O Supremo afastou a exigência de unanimidade, que alguns pretendiam derivar do artigo 2091º do Código Civil, relativo à administração da herança, e recordou que as ossadas não integram a herança. O cadáver não é um bem transmissível; mas é passível de tutela moral e administrativa. Por isso, as normas de direito sucessório seriam inaplicáveis ao caso.
O Tribunal também rejeitou a tese de violação dos direitos de personalidade do falecido (artigos 70 e 71 do Código Civil). A homenagem pública não constitui ofensa à dignidade pessoal: é ato político de reconhecimento nacional.
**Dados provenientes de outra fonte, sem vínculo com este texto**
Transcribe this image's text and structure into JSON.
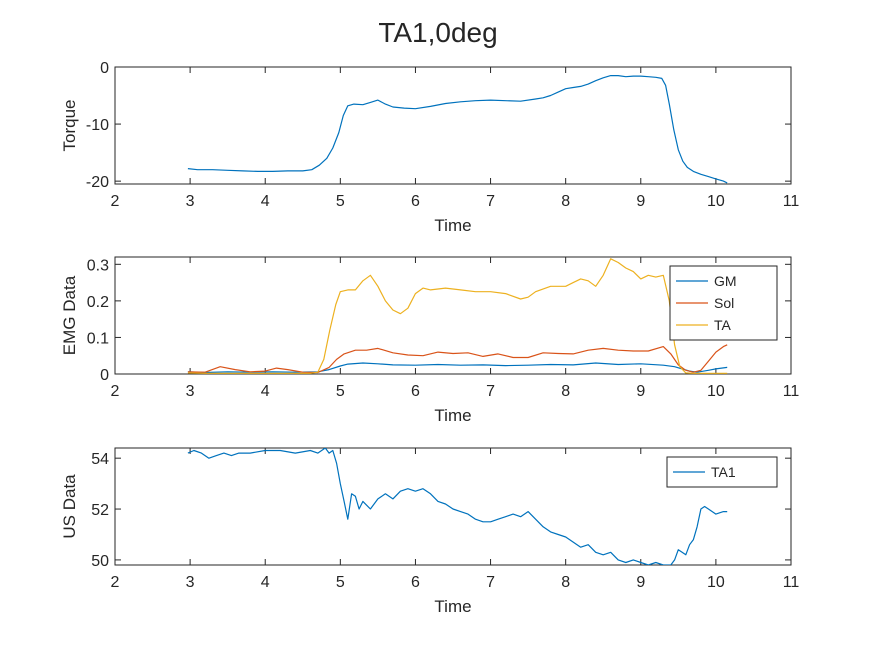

A sua legitimidade repousa na decisão soberana do Parlamento, desde que respeitado o princípio da dignidade humana e assegurada a inexistência de oposição substancial dos familiares. A minoria que discorda, disse o acórdão, não pode “reter o corpo” contra a vontade da maioria e do Estado.
O direito à memória
Essa conclusão projeta um tema maior: o direito à memória e ao esquecimento, que começa onde a herança termina. O corpo morto não pertence aos vivos como bem patrimonial, mas permanece sujeito a formas de respeito e proteção. A lei portuguesa, à semelhança de outras tradições europeias, considera o cadáver objeto de um interesse público, cultural, histórico e ético, administrado sob o signo da dignidade humana.

Nesse sentido, a decisão do Tribunal Administrativo de Portugal não é apenas uma interpretação de um decreto funerário: é uma afirmação do que se pode chamar de juridicização da memória. Eça de Queiroz, cuja pena desnudou as ficções morais da sociedade, tornou-se, paradoxalmente, tema de um litígio moral e jurídico sobre a sua própria lembrança.
O que se discutia não era apenas onde repousaria o escritor, mas quem teria o poder de falar em nome da sua memória, a família, o Estado ou a própria literatura. Ao reconhecer que a trasladação é um ato político de consagração nacional, o tribunal estabeleceu que, nesse campo, o interesse coletivo prevalece sobre o interesse familiar restrito. A homenagem pública é expressão da continuidade cultural da nação. Seja.
O símbolo e o gesto
O funeral de 2025, com honras de Estado, foi a última página de um longo romance jurídico. A urna coberta pela bandeira nacional, transportada da Assembleia da República ao Panteão, marcou o reencontro de Portugal com o seu escritor mais corrosivo, e ao mesmo tempo mais criativo. Ali, entre reis, presidentes e poetas, Eça ocupa agora o espaço da permanência, a imortalidade civil que o direito, por meio do Estado, concede aos seus mortos ilustres.
Em certo sentido, trata-se de uma ironia à maneira do próprio Eça. O autor que desmascarou as solenidades e denunciou os rituais de prestígio terminou acolhido no mais solene dos lugares. Mas talvez seja também uma justiça tardia. O Eça que criticou a mediocridade da sociedade portuguesa é o mesmo que agora, por vontade do Parlamento e da maioria de seus descendentes, se transforma em instituição de memória, portuguesa, bem entendido.
Entre a literatura e o direito, a trasladação de Eça de Queiroz revela algo essencial sobre o modo como se administra burocraticamente o passado. O corpo morto é, juridicamente, um bem extrapatrimonial; mas o prestígio de um escritor é patrimônio moral da coletividade. E se o direito pode proteger a reputação dos vivos, também pode, e deve, preservar a dignidade simbólica dos mortos que moldaram a cultura.